As artificial intelligence continues to advance, the geospatial sector stands to benefit significantly from its applications. Ordnance Survey (OS), the national mapping agency for Great Britain, is poised to incorporate AI and machine learning technologies into its operations. This strategic move is expected to enhance data accessibility and streamline complex geospatial tasks, positioning OS at the forefront of technological integration within the industry.
How Will AI Enhance Geospatial Data Accessibility?
“At Ordnance Survey (OS), we’ll leverage this capability to train models for specific, complex tasks such as automatic feature extraction from imagery,”
stated Manish Jethwa, CTO at OS. This advancement will allow users to execute precise data queries using natural language, making geospatial datasets more user-friendly and widely accessible.
What Ethical Standards Guide OS’s AI Implementation?
OS is committed to developing AI responsibly, as outlined in its Responsible AI Charter.
“Transparent, fair, and unbiased”
AI systems, alongside consideration of their environmental and societal impacts, are emphasized by Jethwa. This focus ensures that new technologies are integrated into OS’s workflows with ethical integrity.

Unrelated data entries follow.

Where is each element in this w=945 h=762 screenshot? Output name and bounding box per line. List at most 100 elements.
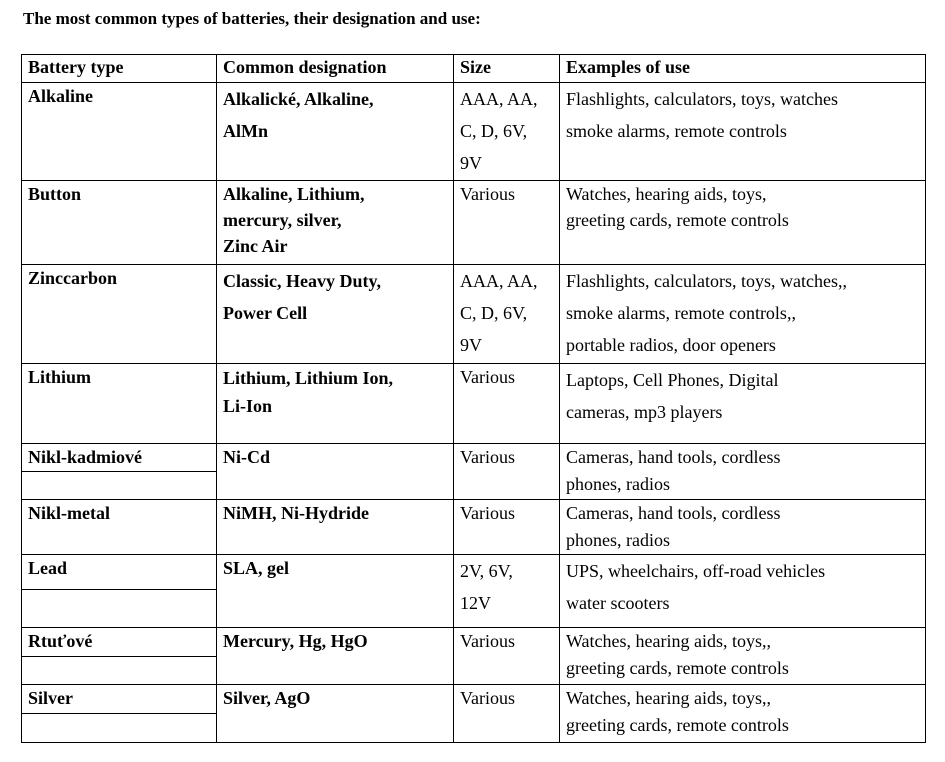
designation-cell: Alkalické, Alkaline, AlMn: [216, 82, 454, 181]
size-cell: Various: [453, 627, 560, 685]
uses-cell: UPS, wheelchairs, off-road vehicles wate…: [559, 554, 926, 628]
battery-type-name: Lead: [28, 558, 68, 578]
table-row: Silver Silver, AgO Various Watches, hear…: [21, 684, 926, 743]
size-cell: Various: [453, 684, 560, 743]
size-line: 9V: [460, 153, 482, 173]
battery-type-name: Silver: [28, 688, 73, 708]
uses-line: phones, radios: [566, 530, 670, 550]
type-cell-divider: [22, 589, 216, 590]
battery-type-name: Alkaline: [28, 86, 94, 106]
battery-type-name: Button: [28, 184, 82, 204]
battery-type-cell: Silver: [21, 684, 217, 743]
designation-line: Silver, AgO: [223, 688, 311, 708]
designation-line: Alkaline, Lithium,: [223, 184, 365, 204]
uses-line: phones, radios: [566, 474, 670, 494]
size-line: Various: [460, 688, 515, 708]
designation-cell: Silver, AgO: [216, 684, 454, 743]
uses-cell: Flashlights, calculators, toys, watches …: [559, 82, 926, 181]
designation-cell: NiMH, Ni-Hydride: [216, 499, 454, 555]
battery-type-cell: Alkaline: [21, 82, 217, 181]
designation-line: Ni-Cd: [223, 447, 271, 467]
size-line: C, D, 6V,: [460, 121, 528, 141]
table-header-row: Battery type Common designation Size Exa…: [21, 54, 926, 83]
size-line: AAA, AA,: [460, 89, 538, 109]
uses-cell: Watches, hearing aids, toys,, greeting c…: [559, 627, 926, 685]
designation-cell: Ni-Cd: [216, 443, 454, 500]
size-cell: Various: [453, 363, 560, 444]
header-examples-of-use: Examples of use: [559, 54, 926, 83]
size-cell: Various: [453, 180, 560, 265]
designation-line: AlMn: [223, 121, 268, 141]
uses-line: portable radios, door openers: [566, 335, 776, 355]
header-battery-type: Battery type: [21, 54, 217, 83]
uses-cell: Flashlights, calculators, toys, watches,…: [559, 264, 926, 364]
battery-type-name: Zinccarbon: [28, 268, 118, 288]
uses-line: Watches, hearing aids, toys,,: [566, 631, 771, 651]
table-row: Button Alkaline, Lithium, mercury, silve…: [21, 180, 926, 265]
size-cell: Various: [453, 499, 560, 555]
table-row: Nikl-metal NiMH, Ni-Hydride Various Came…: [21, 499, 926, 555]
battery-types-table: Battery type Common designation Size Exa…: [21, 54, 926, 743]
battery-type-name: Rtuťové: [28, 631, 93, 651]
designation-line: NiMH, Ni-Hydride: [223, 503, 369, 523]
battery-type-name: Lithium: [28, 367, 92, 387]
designation-line: SLA, gel: [223, 558, 290, 578]
size-line: 12V: [460, 593, 491, 613]
designation-line: mercury, silver,: [223, 210, 342, 230]
uses-line: Flashlights, calculators, toys, watches,…: [566, 271, 847, 291]
size-line: 9V: [460, 335, 482, 355]
designation-cell: Classic, Heavy Duty, Power Cell: [216, 264, 454, 364]
size-cell: AAA, AA, C, D, 6V, 9V: [453, 82, 560, 181]
uses-line: greeting cards, remote controls: [566, 658, 789, 678]
size-cell: 2V, 6V, 12V: [453, 554, 560, 628]
uses-cell: Laptops, Cell Phones, Digital cameras, m…: [559, 363, 926, 444]
designation-line: Lithium, Lithium Ion,: [223, 368, 394, 388]
designation-cell: Lithium, Lithium Ion, Li-Ion: [216, 363, 454, 444]
table-row: Zinccarbon Classic, Heavy Duty, Power Ce…: [21, 264, 926, 364]
battery-type-cell: Button: [21, 180, 217, 265]
battery-type-cell: Rtuťové: [21, 627, 217, 685]
uses-line: smoke alarms, remote controls,,: [566, 303, 796, 323]
uses-line: Watches, hearing aids, toys,: [566, 184, 767, 204]
table-row: Nikl-kadmiové Ni-Cd Various Cameras, han…: [21, 443, 926, 500]
uses-cell: Cameras, hand tools, cordless phones, ra…: [559, 499, 926, 555]
size-line: Various: [460, 367, 515, 387]
size-line: 2V, 6V,: [460, 561, 513, 581]
designation-line: Classic, Heavy Duty,: [223, 271, 382, 291]
header-common-designation: Common designation: [216, 54, 454, 83]
battery-type-cell: Lithium: [21, 363, 217, 444]
uses-line: cameras, mp3 players: [566, 402, 723, 422]
battery-type-cell: Zinccarbon: [21, 264, 217, 364]
size-line: Various: [460, 631, 515, 651]
battery-type-name: Nikl-metal: [28, 503, 110, 523]
uses-cell: Watches, hearing aids, toys, greeting ca…: [559, 180, 926, 265]
header-size: Size: [453, 54, 560, 83]
type-cell-divider: [22, 713, 216, 714]
uses-line: Watches, hearing aids, toys,,: [566, 688, 771, 708]
table-row: Lead SLA, gel 2V, 6V, 12V UPS, wheelchai…: [21, 554, 926, 628]
designation-line: Li-Ion: [223, 396, 273, 416]
designation-cell: SLA, gel: [216, 554, 454, 628]
table-row: Alkaline Alkalické, Alkaline, AlMn AAA, …: [21, 82, 926, 181]
designation-line: Mercury, Hg, HgO: [223, 631, 368, 651]
uses-line: water scooters: [566, 593, 670, 613]
uses-line: greeting cards, remote controls: [566, 210, 789, 230]
size-cell: Various: [453, 443, 560, 500]
size-line: C, D, 6V,: [460, 303, 528, 323]
uses-line: UPS, wheelchairs, off-road vehicles: [566, 561, 826, 581]
battery-type-cell: Nikl-metal: [21, 499, 217, 555]
document-title: The most common types of batteries, thei…: [23, 9, 481, 28]
size-line: Various: [460, 447, 515, 467]
designation-line: Alkalické, Alkaline,: [223, 89, 374, 109]
designation-cell: Mercury, Hg, HgO: [216, 627, 454, 685]
uses-line: Cameras, hand tools, cordless: [566, 503, 781, 523]
battery-type-name: Nikl-kadmiové: [28, 447, 143, 467]
type-cell-divider: [22, 471, 216, 472]
designation-line: Power Cell: [223, 303, 308, 323]
uses-line: Laptops, Cell Phones, Digital: [566, 370, 779, 390]
designation-cell: Alkaline, Lithium, mercury, silver, Zinc…: [216, 180, 454, 265]
uses-line: Flashlights, calculators, toys, watches: [566, 89, 838, 109]
table-row: Rtuťové Mercury, Hg, HgO Various Watches…: [21, 627, 926, 685]
uses-cell: Watches, hearing aids, toys,, greeting c…: [559, 684, 926, 743]
designation-line: Zinc Air: [223, 236, 288, 256]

How Is OS Addressing Workforce Development Amid AI Integration?
“Retraining and upskilling employees to prepare them for the impact of AI and digital transformation,”

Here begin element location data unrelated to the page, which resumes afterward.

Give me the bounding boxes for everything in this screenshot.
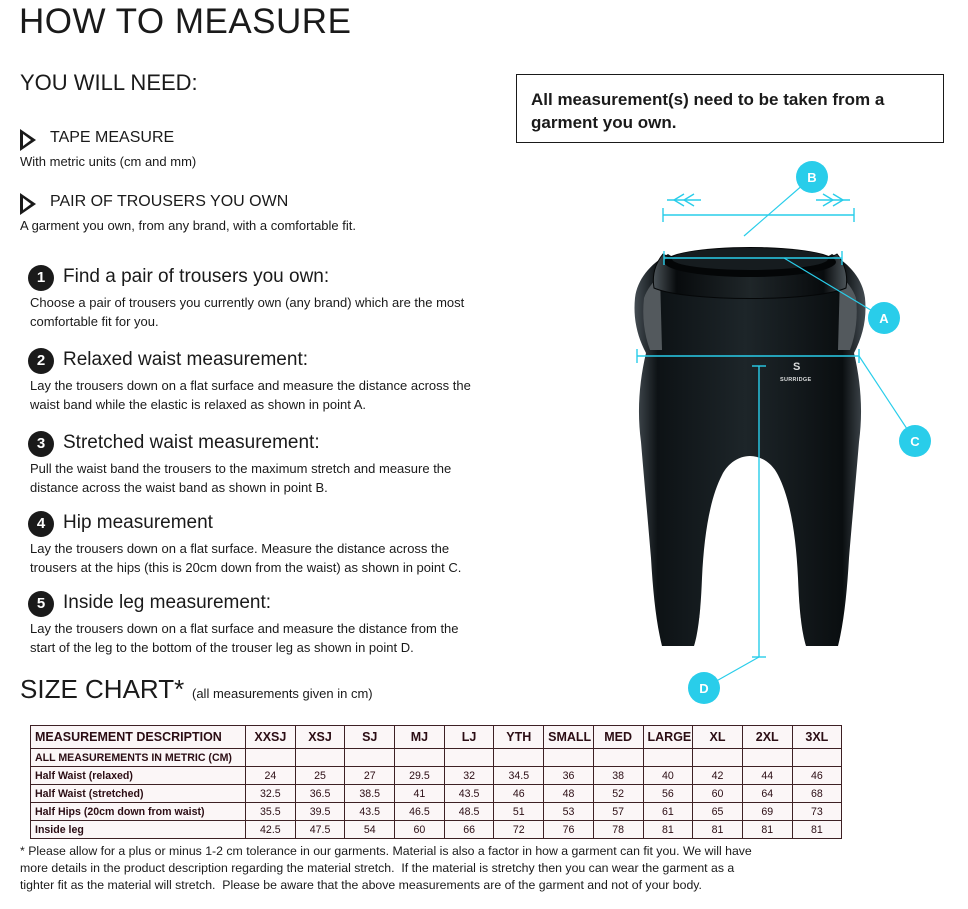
svg-text:B: B (807, 170, 816, 185)
svg-text:C: C (910, 434, 920, 449)
svg-text:SURRIDGE: SURRIDGE (780, 377, 811, 383)
svg-text:D: D (699, 681, 708, 696)
svg-text:S: S (793, 361, 800, 373)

stated Jethwa. This initiative is crucial to maintaining the “personality, creativity, and emotion” within the workplace. By equipping the workforce for digital transformation, OS aims to harmonize technological progress with human elements.
In previous implementations, AI in geospatial fields primarily focused on data analysis and visualization. The current strategies at OS expand to more interactive and automated processes, reflecting a broader industry trend towards enhancing user interaction and operational efficiency.
The integration of AI at Ordnance Survey underscores a comprehensive approach that merges advanced technologies with ethical considerations and workforce development. By focusing on specific tasks like automatic feature extraction and ensuring data validation, OS enhances data reliability and usability. These initiatives offer a model for other organizations aiming to adopt AI in geospatial technology while upholding ethical standards and operational integrity.